When the evacuations finally began, staffers sent the sickest patients first. Getting them to Memorial’s long-unused rooftop helipad was a grueling process that involved carrying them down flights of stairs in hundred-degree heat and darkness, passing them through a hole in the machine room wall, and carrying them up the parking garage ramp to ascend a three-story metal staircase. Doctors and nurses who, Fink notes, “had little if any training in triage systems and were not guided by any particular triage protocol,” eventually flipped their strategy, prioritizing not the sickest but the healthiest people for evacuation. This decision seems to have been made in part because of the difficulty of moving the gravely ill and in part because staffers weren’t confident that evacuees, many of whom were being dumped on a highway interchange to await rescue, would receive adequate medical care on the other end.
 
One doctor, despite the wretched surroundings, remained energetic and appeared comfortable taking control. Surgeon Anna Pou assumed the lead in designating which patients would go and which would remain. There was a belief among the doctors, she later said, that they wouldn’t be able to save everyone. On the fifth and final day, with police ordering that the hospital be completely emptied, Pou, along with a handful of other doctors and nurses, allegedly moved among the remaining patients, administering lethal doses of morphine and the sedative midazolam. “I’m going to give you something to make you feel better,” several witnesses reported her saying.
 
The second half of the book is a gripping, exhaustive account of the investigation that in 2006 led to the arrests of Pou and two ICU nurses for second-degree murder in the deaths of at least four patients. (Pou herself, citing civil suits, did not discuss the charges with Fink, but two other doctors, who were never arrested, spoke to the author about hastening patients’ deaths, with one of them defending his actions as “a no-brainer.”) The arrests were met with outrage in New Orleans, whose citizens by and large saw medical staffers as the heroes of the storm and the government as its villain. The attorney general was eager to prosecute Pou (charges against the nurses were dropped in exchange for their testimony), but the district attorney had no appetite for a case  drenched in politics that threatened to reopen the city’s collective wound. Nor did the city coroner, who believed Pou was guilty of homicide but thought a trial would lead medical professionals to leave New Orleans.

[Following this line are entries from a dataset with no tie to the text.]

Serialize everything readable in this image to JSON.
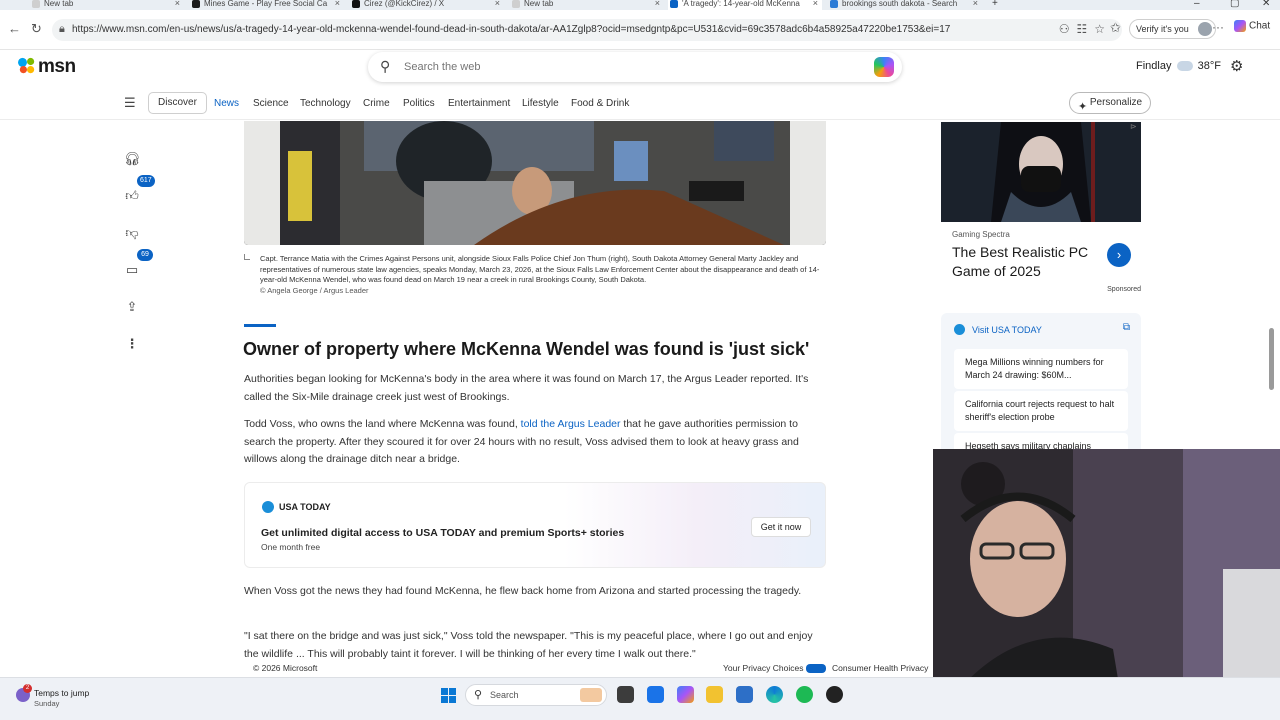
{
  "browser": {
    "tabs": [
      {
        "title": "New tab",
        "color": "#8a8a8a"
      },
      {
        "title": "Mines Game - Play Free Social Ca",
        "color": "#1a1a1a"
      },
      {
        "title": "Cirez (@KickCirez) / X",
        "color": "#111111"
      },
      {
        "title": "New tab",
        "color": "#8a8a8a"
      },
      {
        "title": "'A tragedy': 14-year-old McKenna",
        "color": "#0b63c4"
      },
      {
        "title": "brookings south dakota - Search",
        "color": "#2b7bd6"
      }
    ],
    "url": "https://www.msn.com/en-us/news/us/a-tragedy-14-year-old-mckenna-wendel-found-dead-in-south-dakota/ar-AA1Zglp8?ocid=msedgntp&pc=U531&cvid=69c3578adc6b4a58925a47220be1753&ei=17",
    "verify_label": "Verify it's you",
    "copilot_label": "Chat"
  },
  "header": {
    "logo_text": "msn",
    "search_placeholder": "Search the web",
    "weather_city": "Findlay",
    "weather_temp": "38°F"
  },
  "nav": {
    "discover": "Discover",
    "items": [
      "News",
      "Science",
      "Technology",
      "Crime",
      "Politics",
      "Entertainment",
      "Lifestyle",
      "Food & Drink"
    ],
    "personalize": "Personalize"
  },
  "rail": {
    "like_count": "617",
    "comment_count": "69"
  },
  "article": {
    "caption": "Capt. Terrance Matia with the Crimes Against Persons unit, alongside Sioux Falls Police Chief Jon Thum (right), South Dakota Attorney General Marty Jackley and representatives of numerous state law agencies, speaks Monday, March 23, 2026, at the Sioux Falls Law Enforcement Center about the disappearance and death of 14-year-old McKenna Wendel, who was found dead on March 19 near a creek in rural Brookings County, South Dakota.",
    "credit": "© Angela George / Argus Leader",
    "heading": "Owner of property where McKenna Wendel was found is 'just sick'",
    "p1": "Authorities began looking for McKenna's body in the area where it was found on March 17, the Argus Leader reported. It's called the Six-Mile drainage creek just west of Brookings.",
    "p2_before": "Todd Voss, who owns the land where McKenna was found, ",
    "p2_link": "told the Argus Leader",
    "p2_after": " that he gave authorities permission to search the property. After they scoured it for over 24 hours with no result, Voss advised them to look at heavy grass and willows along the drainage ditch near a bridge.",
    "p3": "When Voss got the news they had found McKenna, he flew back home from Arizona and started processing the tragedy.",
    "p4": "\"I sat there on the bridge and was just sick,\" Voss told the newspaper. \"This is my peaceful place, where I go out and enjoy the wildlife ... This will probably taint it forever. I will be thinking of her every time I walk out there.\""
  },
  "promo": {
    "brand": "USA TODAY",
    "title": "Get unlimited digital access to USA TODAY and premium Sports+ stories",
    "subtitle": "One month free",
    "button": "Get it now"
  },
  "ad": {
    "source": "Gaming Spectra",
    "title": "The Best Realistic PC Game of 2025",
    "sponsored": "Sponsored"
  },
  "usatoday_card": {
    "title": "Visit USA TODAY",
    "items": [
      "Mega Millions winning numbers for March 24 drawing: $60M...",
      "California court rejects request to halt sheriff's election probe",
      "Hegseth says military chaplains"
    ]
  },
  "footer": {
    "copyright": "© 2026 Microsoft",
    "privacy": "Your Privacy Choices",
    "health": "Consumer Health Privacy"
  },
  "taskbar": {
    "weather_line1": "Temps to jump",
    "weather_line2": "Sunday",
    "weather_badge": "2",
    "search_label": "Search"
  }
}
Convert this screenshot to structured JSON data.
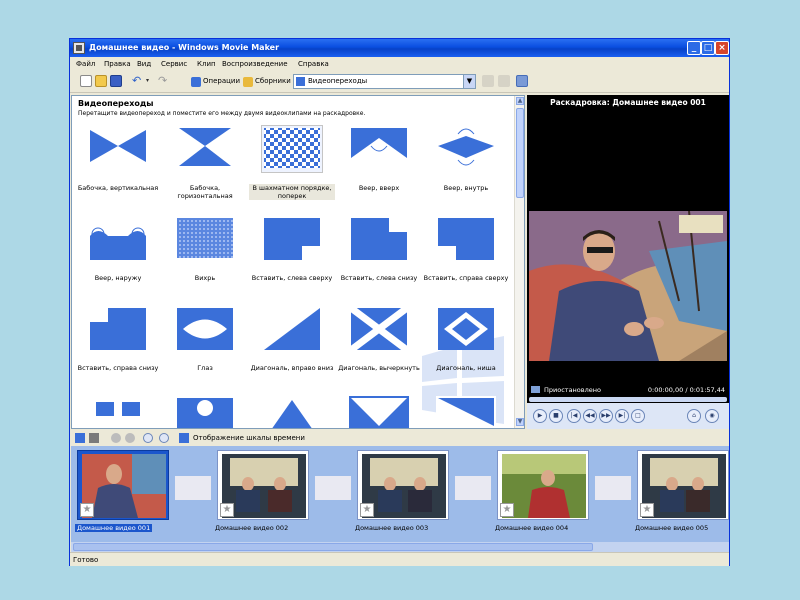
{
  "window": {
    "title": "Домашнее видео - Windows Movie Maker"
  },
  "menu": [
    "Файл",
    "Правка",
    "Вид",
    "Сервис",
    "Клип",
    "Воспроизведение",
    "Справка"
  ],
  "toolbar": {
    "operations_label": "Операции",
    "collections_label": "Сборники",
    "collection_combo_value": "Видеопереходы"
  },
  "content": {
    "heading": "Видеопереходы",
    "hint": "Перетащите видеопереход и поместите его между двумя видеоклипами на раскадровке.",
    "transitions": [
      {
        "label": "Бабочка, вертикальная",
        "icon": "butterfly-vertical"
      },
      {
        "label": "Бабочка, горизонтальная",
        "icon": "butterfly-horizontal"
      },
      {
        "label": "В шахматном порядке, поперек",
        "icon": "checkerboard"
      },
      {
        "label": "Веер, вверх",
        "icon": "fan-up"
      },
      {
        "label": "Веер, внутрь",
        "icon": "fan-in"
      },
      {
        "label": "Веер, наружу",
        "icon": "fan-out"
      },
      {
        "label": "Вихрь",
        "icon": "whirlwind"
      },
      {
        "label": "Вставить, слева сверху",
        "icon": "inset-top-left"
      },
      {
        "label": "Вставить, слева снизу",
        "icon": "inset-bottom-left"
      },
      {
        "label": "Вставить, справа сверху",
        "icon": "inset-top-right"
      },
      {
        "label": "Вставить, справа снизу",
        "icon": "inset-bottom-right"
      },
      {
        "label": "Глаз",
        "icon": "eye"
      },
      {
        "label": "Диагональ, вправо вниз",
        "icon": "diagonal-down-right"
      },
      {
        "label": "Диагональ, вычеркнуть",
        "icon": "diagonal-cross-out"
      },
      {
        "label": "Диагональ, ниша",
        "icon": "diagonal-box-out"
      }
    ]
  },
  "monitor": {
    "title": "Раскадровка: Домашнее видео 001",
    "status": "Приостановлено",
    "time": "0:00:00,00 / 0:01:57,44"
  },
  "storyboard_tools": {
    "timeline_label": "Отображение шкалы времени"
  },
  "storyboard": {
    "clips": [
      {
        "caption": "Домашнее видео 001",
        "selected": true
      },
      {
        "caption": "Домашнее видео 002",
        "selected": false
      },
      {
        "caption": "Домашнее видео 003",
        "selected": false
      },
      {
        "caption": "Домашнее видео 004",
        "selected": false
      },
      {
        "caption": "Домашнее видео 005",
        "selected": false
      }
    ]
  },
  "statusbar": {
    "text": "Готово"
  }
}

The grand jury never heard much of the evidence against Pou, and it ultimately refused to indict her.
 
Fink is less interested in staking out a strong position on the patient deaths than in using the story to urge us to do better in the future — by patients, certainly, but also by doctors and nurses, who in this case were forced to wing it under traumatic circumstances. Compounding the original tragedy, few lessons in disaster preparedness seem to have been learned. “To the extent that protections and plans have been put in place since Katrina, recent events have often shown them to be inadequate or misguided,” Fink writes in a searing epilogue that touches on calamities like 2012’s Hurricane Sandy.
 
These waters are so murky, and Fink so evenhanded, that you’re likely to put down the book feeling sympathy for everyone involved. One person in particular, however, is difficult to shake. Unlike most of the other victims, who were unresponsive, critically ill, and unlikely to survive a difficult evacuation, 61-year-old Emmett Everett, a 380-pound paralyzed man among those allegedly injected by Pou, was awake and alert on the morning of the fifth day. He’d eaten tuna fish, crackers, and relish for breakfast and asked after the other three patients he’d been rooming with, who’d already been taken out of Memorial. Pou and her exhausted colleagues couldn’t figure out how they’d manage to get him down the stairs, and they worried that he wouldn’t fit through the passageway to the helipad. “So are we ready to rock and roll?” Everett had asked about his own evacuation Thursday morning, later telling his nurse, “Cindy, don’t let them leave me behind.”